Bu ümmet, bu coğrafya bu kadar sahipsiz mi gerçekten. Olmamalı. Bir sahibi olmalı. Osmanlısını bulmalı bu coğrafya.

Bu coğrafyanın alimlerini, devlet ve siyaset adamlarını bir araya getirecek bir yapı olmalı. Bu durum kabullenilmemeli.

Birisi çıkmalı, gür bir sesle, kararlı bir iradeyle bunu haykırmalı. Ne yapıyoruz demeli. Yaptığımızın farkında mıyız demeli. Bir irade oluşmalı. Ölmek ve öldürmek değil bizim amacımız demeli. Diriltmek ve yaşatmak demeli.

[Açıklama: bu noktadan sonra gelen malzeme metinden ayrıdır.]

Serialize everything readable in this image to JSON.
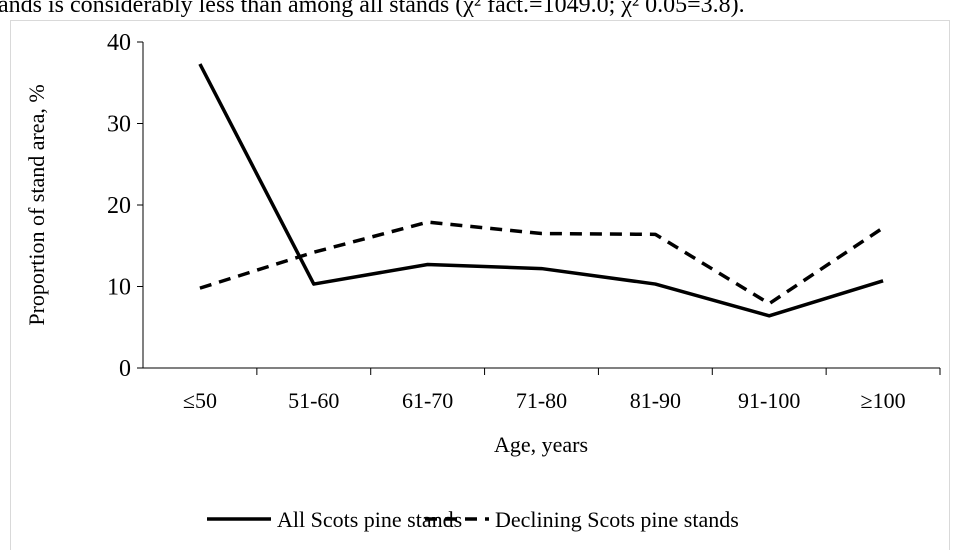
{
  "context_text": "ands is considerably less than among all stands (χ² fact.=1049.0; χ² 0.05=3.8).",
  "chart_data": {
    "type": "line",
    "x_label": "Age, years",
    "y_label": "Proportion of stand area, %",
    "categories": [
      "≤50",
      "51-60",
      "61-70",
      "71-80",
      "81-90",
      "91-100",
      "≥100"
    ],
    "series": [
      {
        "name": "All Scots pine stands",
        "color": "#000000",
        "style": "solid",
        "values": [
          37.3,
          10.3,
          12.7,
          12.2,
          10.3,
          6.4,
          10.7
        ]
      },
      {
        "name": "Declining Scots pine stands",
        "color": "#000000",
        "style": "dashed",
        "values": [
          9.8,
          14.2,
          17.9,
          16.5,
          16.4,
          7.9,
          17.2
        ]
      }
    ],
    "ylim": [
      0,
      40
    ],
    "yticks": [
      0,
      10,
      20,
      30,
      40
    ],
    "grid": false,
    "legend": "bottom"
  }
}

Peki bunu kim diyecek. Darbeyle halkının iradesini yok sayan Mısır mı? Ülkesini ihtirasları uğruna perişan eden Suriye mi? Paramparça olmuş Irak mı? Amerika’nın güdümüne girmiş Suud mu? Cetvelle çizilip ellerine tutuşturulmuş irili ufaklı devletcikler mi? Şialığı dininin önüne çıkarmış İran mı?

Bunu yapacak, başaracak tek ülke Türkiye. Türkiye son 12 yıldır ortaya koymuş olduğu performansla bunu yapabileceğini gösterdi. Türkiye son kale. Aynı oyunlar burada da oynanmaya çalışıldı. Gezilerle, paralel ihanetle denendi ancak Allah’a şükürler olsun ki muvaffak olamadılar.

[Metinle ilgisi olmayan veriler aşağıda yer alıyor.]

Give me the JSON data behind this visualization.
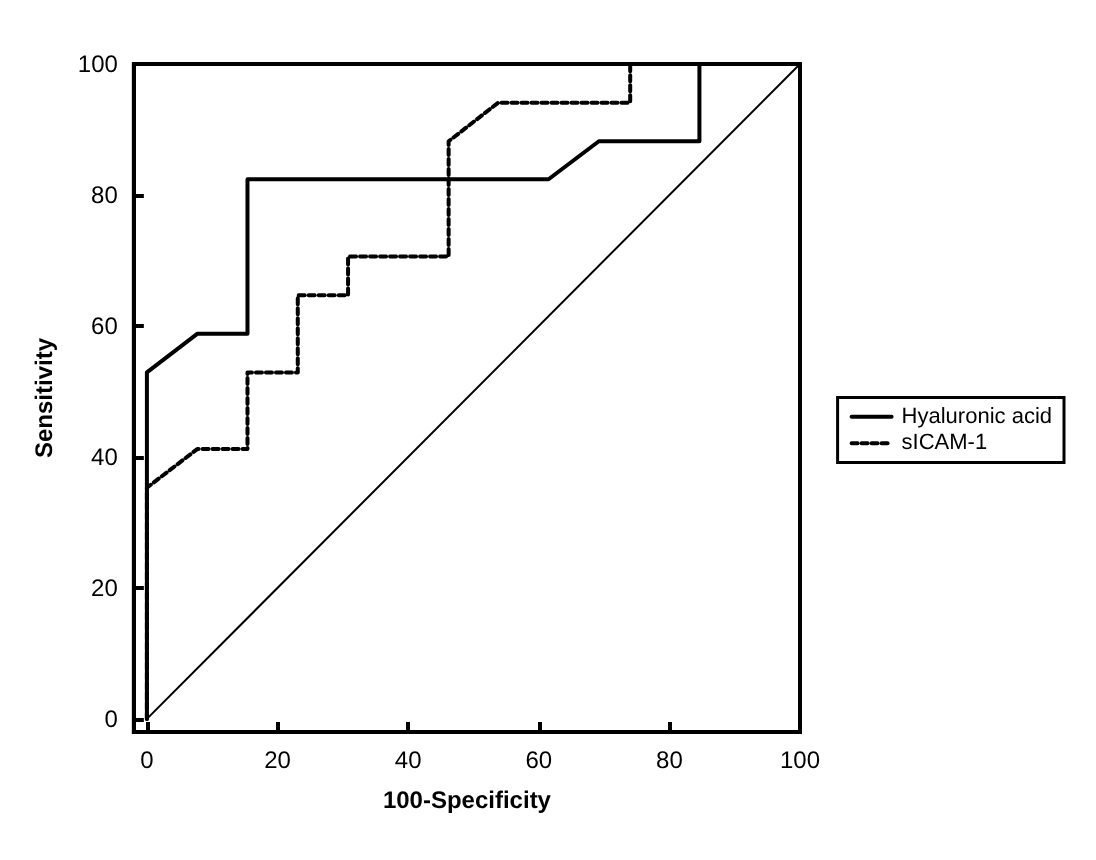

Türkiye kendi önündeki taşları temizleyerek önemli adımlar attı bu yolda. Şimdi yeni bir kavşak noktasındayız. Mevcut sistemle yapılabilecek fazla bir şey kalmadı. Sistem muhakkak suretle değişmeli. Eski Türkiye yeni Türkiye’ye inkılap etmeli.

İşte cumhurbaşkanlığı seçimi. Halk doğrudan cumhurbaşkanını kendisi seçecek. Seçtiğimiz cumhurbaşkanı öyle birisi olmalı ki ümmetin yere düşmüş itibarını kaldıracak dirayet ve iradeye sahip olmalı. Son 12 yılda gördük ki Recep Tayyip Erdoğan bu dirayet ve iradeye sahip. 10 Ağustos bunun için çok önemli. 10 Ağustos son kalenin düşmemesi için dikkat edilmesi gereken bir tarih. 10 Ağustos bir başlangıç, 10 Ağustos yeniden bir diriliş tarihi olabilir. Olmalı. Bu bizim elimizde. Recep Tayyip Erdoğan’ı seçerek hem bu aziz milletin hem de ümmetin makus talihini değiştirebiliriz.

Kavganın, ölmenin, öldürmenin değil, barışın, paylaşmanın, yaşayıp yaşatmanın ve kendi medeniyetimize doğru yürümenin kararını bir kez daha vermenin zamanıdır.

Gür bir ses ve kararlı bir irade. Buna ihtiyacımız var.